Bah. I had been doing so well. I'd gotten up at a more reasonable hour. I used the stairs instead of the elevator -- since the building I'm in has the slowest elevator in the world that's not legally the science library's elevator that's not such a great sacrifice for my health, but it's something -- and I was whipping through writing up my grade key and stood every shot at getting all the homeworks graded before the day was done. Then the power went out.
I took that as cue to take an early lunch. Afterward and with the power on mysterious people I don't know sent a mass e-mail explaining the power failure was caused by contractors digging, and it just struck me that any organization with a sufficiently large physical campus probably keeps a couple of contractors around digging things just so that any big problems that crop up can be plausibly blamed on the contractors digging. They said they were going to have a full report about how it happened by the end of the day.
I got around to taking the various books that I'd left on flat surfaces, mostly chairs I wasn't using, and started piling them up into pretty good-sized piles on a single chair. I live alone, and have to find ways to make my own fun. I can't say there's a whole lot of purpose to it, except that I've now got three more chairs that I could, in principle, use for sitting on, and I have a stronger argument for buying a bookshelf. I haven't yet found Nothing Like It In The World, though, and it's getting to be odd even for these parts.
Trivia: In the 1190s Pope Celestine III ruled that windmills had to pay tithes. Source: A Distant Mirror, Barbara W Tuchman.
Currently Reading: Planets and Perception, William Sheehan.
(no subject)
Date: 2006-02-27 06:26 pm (UTC)The downside, of ycourse, is you will be loading your bookshelf in an organized fashion, and it simply won't work. You'll have oversized books which will need to go on their sides on a shelf of their own, and break categories; And as you run close to filling a shelf you'll have inner debates over things like "Should The Gallery Of Regrettable Food really go with my cookbooks, or in general non-fiction?"[*1] But that's the price you'll pay for stable vertical storage.
--Chiaroscuro
[*1] This is a non-trivial decision for me, as the cookbook group is stored on my dresser due to an overfull bookshelf.
(no subject)
Date: 2006-02-28 03:49 pm (UTC)I have gone window-shopping for bookshelves, and there's a pretty nice-looking one I've seen at Ikea. I just haven't bought it what with that whole problem I have about spending money on the obviously useful things.

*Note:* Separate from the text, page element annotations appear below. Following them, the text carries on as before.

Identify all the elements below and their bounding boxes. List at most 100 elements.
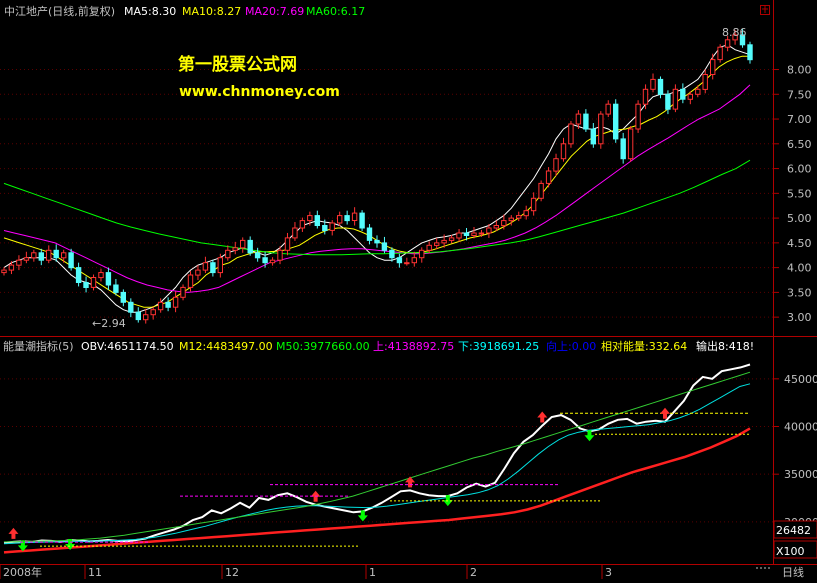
candle-body: [269, 259, 276, 264]
candle-body: [501, 220, 507, 227]
candle-body: [292, 227, 298, 239]
candle-body: [344, 215, 350, 222]
candle-body: [523, 210, 529, 217]
candle-body: [456, 232, 462, 239]
candle-body: [583, 113, 589, 130]
date-label: 1: [369, 566, 376, 579]
candle-body: [695, 88, 701, 95]
candle-body: [105, 272, 112, 286]
candle-body: [620, 138, 626, 160]
candle-body: [337, 215, 343, 224]
period-selector[interactable]: 日线: [782, 565, 804, 579]
candle-body: [8, 264, 15, 271]
price-tick-label: 4.50: [787, 237, 812, 250]
candle-body: [68, 252, 74, 269]
candle-body: [113, 284, 119, 293]
candle-body: [284, 237, 291, 251]
price-tick-label: 6.50: [787, 138, 812, 151]
ma20-label: MA20:7.69: [245, 5, 304, 18]
candle-body: [307, 215, 313, 222]
candle-body: [157, 301, 164, 311]
date-label: 3: [605, 566, 612, 579]
ma60-label: MA60:6.17: [306, 5, 365, 18]
ma10-label: MA10:8.27: [182, 5, 241, 18]
date-label: 2: [470, 566, 477, 579]
price-tick-label: 6.00: [787, 163, 812, 176]
candle-body: [366, 227, 373, 241]
candle-body: [1, 269, 7, 274]
candle-body: [46, 249, 52, 261]
down-label: 下:3918691.25: [458, 340, 539, 353]
candle-body: [411, 257, 418, 264]
candle-body: [128, 301, 134, 313]
candle-body: [240, 239, 246, 249]
obv-panel-title: 能量潮指标(5): [3, 339, 74, 353]
candle-body: [53, 249, 59, 259]
candle-body: [724, 39, 731, 48]
candle-body: [143, 314, 149, 321]
candle-body: [702, 74, 708, 90]
candle-body: [61, 252, 67, 259]
candle-body: [747, 44, 753, 61]
candle-body: [404, 262, 410, 265]
candle-body: [75, 267, 82, 284]
candle-body: [180, 286, 186, 298]
candle-body: [598, 113, 604, 145]
candle-body: [83, 282, 89, 288]
candle-body: [486, 227, 492, 234]
candle-body: [448, 237, 455, 241]
candle-body: [277, 249, 283, 261]
price-tick-label: 3.50: [787, 286, 812, 299]
candle-body: [568, 123, 574, 145]
candle-body: [225, 249, 231, 259]
candle-body: [120, 291, 126, 303]
up2-label: 向上:0.00: [546, 339, 596, 353]
obv-tick-label: 40000: [784, 421, 817, 434]
candle-body: [478, 232, 485, 235]
candle-body: [135, 311, 142, 321]
candle-body: [545, 170, 552, 184]
date-label: 11: [88, 566, 102, 579]
value-box-text: 26482: [776, 524, 811, 537]
candle-body: [329, 222, 335, 231]
candle-body: [23, 257, 30, 261]
candle-body: [217, 257, 224, 274]
candle-body: [254, 252, 261, 259]
low-price-annotation: ←2.94: [92, 317, 126, 330]
candle-body: [441, 239, 447, 244]
candle-body: [426, 244, 432, 251]
candle-body: [396, 257, 403, 264]
high-price-annotation: 8.86: [722, 26, 747, 39]
candle-body: [351, 212, 358, 222]
candle-body: [471, 232, 477, 236]
candle-body: [247, 239, 253, 254]
candle-body: [31, 252, 37, 259]
watermark-url: www.chnmoney.com: [179, 84, 340, 100]
candle-body: [657, 78, 664, 95]
price-tick-label: 4.00: [787, 262, 812, 275]
candle-body: [687, 93, 693, 100]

Weirdly enough, my non-paperback books tend to fit into a pretty nice continuum of sizes. I can arrange them in a pretty smooth fashion just on size alone. It's choppier bundling them by subject, but if I just want appearance they should go very nicely.
(no subject)
Date: 2006-03-03 12:13 am (UTC)--Chiaroscuro
(no subject)
Date: 2006-03-03 02:58 pm (UTC)I settle for pretty near random access, anyway. The times when I need a book so urgently as to not have time to look through a couple shelves are pretty rare. Usually if I need to look up something that fast I can just go online and not find it there.
(no subject)
Date: 2006-03-02 02:25 am (UTC)(no subject)
Date: 2006-03-02 02:47 pm (UTC)You know, I'd have to hunt down references to be sure, but I think they were even telling versions of that joke in telegraph days.
(no subject)
Date: 2006-03-02 02:56 pm (UTC)(no subject)
Date: 2006-03-03 02:56 pm (UTC)As it happens, there are cases of competing ant species in which one ant colony will deliberately wipe out the other's trails.